Un reciente artículo de CNN Brasil analiza cómo el aumento del precio del crudo Brent reaviva el debate global sobre la seguridad energética.
El rol del etanol y el biodiésel en la seguridad energética
Ante este contexto internacional de suba del crudo y del bloqueo del Estrecho de Ormuz (por donde transita aproximadamente el 20% del petróleo mundial), el etanol y el biodiésel representan más que herramientas de descarbonización, son también activos estratégicos y, en el caso de Brasil, un mecanismo para reducir la exposición a las crisis externas relacionadas al petróleo, afirma CNN.

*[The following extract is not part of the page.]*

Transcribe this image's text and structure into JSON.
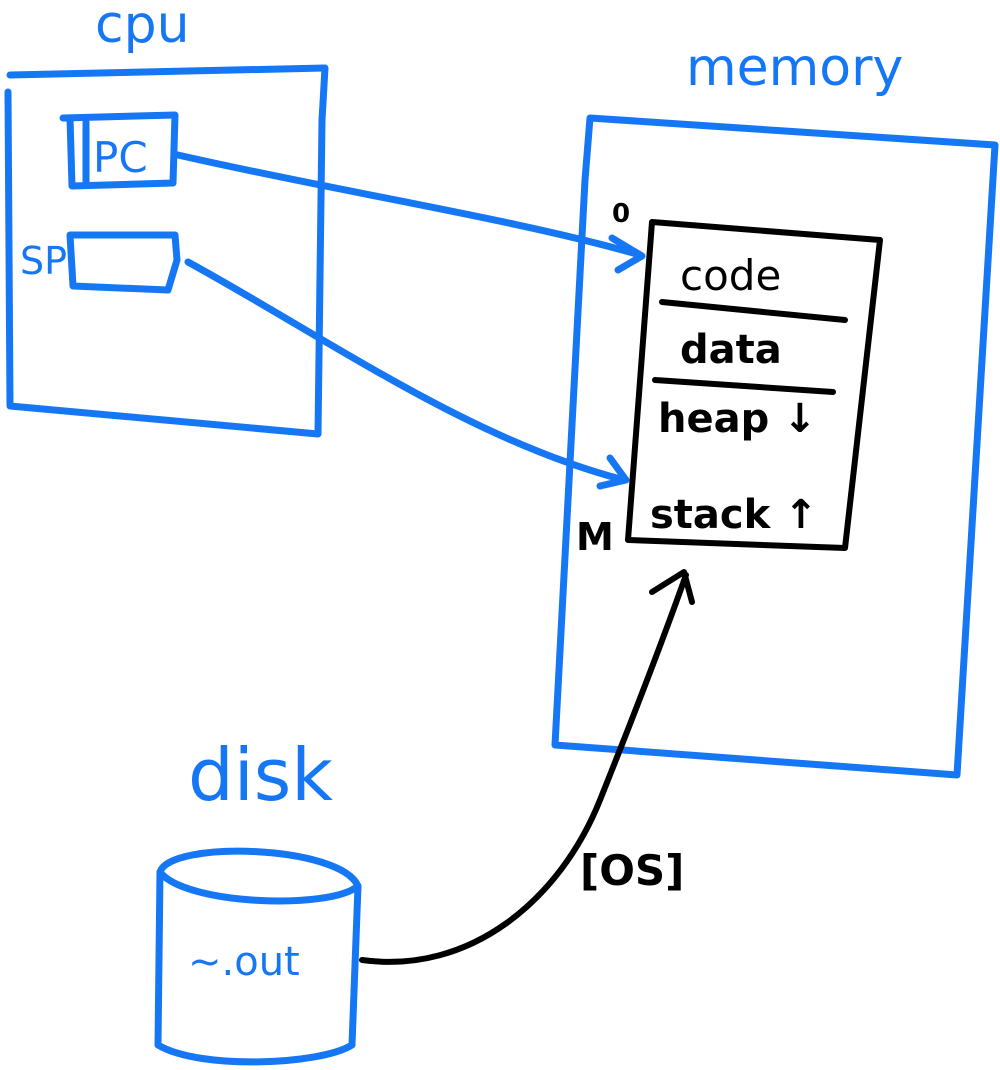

Desde agosto de 2025, la gasolina regular y premium en Brasil se comercializa con una mezcla obligatoria del 30 % de etanol anhidro, mientras que el diésel incluye 15 % de biodiésel. Y si bien este esquema regulatorio no elimina la dependencia de los combustibles fósiles, genera un “colchón estructural” que permite cubrir una mayor parte del consumo energético con producción renovable nacional, advierte el sitio de noticias.
La presión en torno al petróleo provoca que los biocombustibles ganen un atractivo adicional, actuando incluso como un amortiguador de precios, agrega la fuente.
Biocombustibles como herramienta de resiliencia económica
Además del precio en los surtidores, el valor estratégico del etanol también está vinculado a su incorporación obligatoria en la gasolina. En contextos de estabilidad energética, esta política suele interpretarse como una medida ambiental. Sin embargo, en un escenario de tensiones geopolíticas, pasa a funcionar también como una herramienta de resiliencia económica.
En el caso del biodiésel ocurre algo similar. El diésel es clave para el transporte de mercancías, la logística por carretera y la actividad agroindustrial, por lo que cada punto porcentual de mezcla obligatoria adquiere relevancia cuando suben los precios internacionales de los combustibles fósiles.
En definitiva, el contexto internacional de guerra en Medio Oriente y de aumento del petróleo puede estar contribuyendo a consolidar a los biocombustibles como un activo importante en la transición energética y como parte de la infraestructura estratégica para reducir la vulnerabilidad externa y fortalecer la autonomía energética de Brasil.